Sherlock Holmes and the Telegram from Hell
-
-
3.8 • 6 Ratings
-
-
- $12.99
Publisher Description
Sherlock Holmes and Dr. Watson cross the Atlantic at the height of World War I in pursuit of a mysterious coded telegram in this new mystery from the author of The Return of the Pharaoh.
June, 1916. With a world war raging on the continent, exhausted John H. Watson, M.D. is operating on the wounded full-time when his labors are interrupted by a knock on his door, revealing Sherlock Holmes, with a black eye, a missing tooth and a cracked rib. The story he has to tell will set in motion a series of world-changing events in the most consequential case of the detective’s career.
Amid rebellion in Ireland and revolution in Russia, Germany has a secret plan to win the war and Sir William Melville of the British Secret Service dispatches the two aging friends to learn what the scheme is before it can be put into effect. In pursuit of a mysterious coded telegram sent from Berlin to an unknown recipient in Mexico, Holmes and Watson must cross the Atlantic, dodge German U-boats and assassination attempts, and evade the intrigues of young J. Edgar Hoover, while enlisting the help of a beautiful, eccentric Washington socialite as they seek to foil the schemes of Holmes’s nemesis, the escaped German spymaster Von Bork.
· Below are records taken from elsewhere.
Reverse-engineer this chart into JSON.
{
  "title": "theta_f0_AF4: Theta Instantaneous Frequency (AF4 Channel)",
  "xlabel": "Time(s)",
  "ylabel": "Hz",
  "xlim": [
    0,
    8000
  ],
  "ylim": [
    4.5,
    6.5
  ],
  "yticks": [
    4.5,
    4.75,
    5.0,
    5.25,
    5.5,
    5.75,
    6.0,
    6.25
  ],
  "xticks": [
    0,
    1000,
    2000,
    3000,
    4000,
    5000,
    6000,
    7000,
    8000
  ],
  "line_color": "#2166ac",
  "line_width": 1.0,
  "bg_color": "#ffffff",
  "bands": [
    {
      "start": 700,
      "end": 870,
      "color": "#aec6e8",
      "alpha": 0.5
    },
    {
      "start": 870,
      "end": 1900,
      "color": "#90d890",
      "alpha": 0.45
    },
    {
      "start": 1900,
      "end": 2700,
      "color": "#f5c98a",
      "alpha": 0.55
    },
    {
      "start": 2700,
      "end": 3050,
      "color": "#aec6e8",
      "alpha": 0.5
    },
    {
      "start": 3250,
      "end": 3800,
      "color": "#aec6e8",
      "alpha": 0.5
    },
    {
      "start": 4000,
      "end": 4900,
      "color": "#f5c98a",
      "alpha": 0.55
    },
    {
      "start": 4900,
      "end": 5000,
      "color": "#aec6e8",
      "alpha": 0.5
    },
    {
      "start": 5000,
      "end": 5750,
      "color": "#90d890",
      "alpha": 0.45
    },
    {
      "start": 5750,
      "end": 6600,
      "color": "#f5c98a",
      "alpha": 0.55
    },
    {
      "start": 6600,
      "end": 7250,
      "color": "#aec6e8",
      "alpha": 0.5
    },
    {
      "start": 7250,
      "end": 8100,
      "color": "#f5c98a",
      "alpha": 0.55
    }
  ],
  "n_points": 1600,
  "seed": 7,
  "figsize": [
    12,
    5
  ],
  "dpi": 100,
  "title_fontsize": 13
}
Sherlock Holmes and the Telegram from Hell plunges Holmes into a world that eerily resembles our own, where entangling alliances, treaties, and human frailty threaten to create another cataclysm.
PUBLISHERS WEEKLY
Holmes and Watson team up to boost England's WWI efforts in screenwriter Meyer's disappointing latest (after The Return of the Pharaoh). In 1916, Watson reunites with Holmes after spending a year treating soldiers who've returned from the front lines. Holmes, meanwhile, has continued working undercover to pump the imprisoned traitor Sir Roger Casement for information about German strategy. Casement tells Holmes that Germany plans to "starve England into surrender" via a prolonged U-boat campaign; he also says that a German foreign minister has a plan to ensure the U.S. doesn't enter the war. A contact at the British secret service dispatches Holmes and Watson to the States to learn more; there, they uncover a plot involving an old nemesis of Holmes's, and get tangled up in a pair of murders. Unfortunately, Meyer doesn't focus on those crimes, opting instead to reframe Holmes as a Jason Bourne–style action hero. Meyer's depiction of an aging, depressed Watson makes more of an impression, but in the end, this is too far-fetched for Holmes devotees and too run-of-the-mill for espionage fans.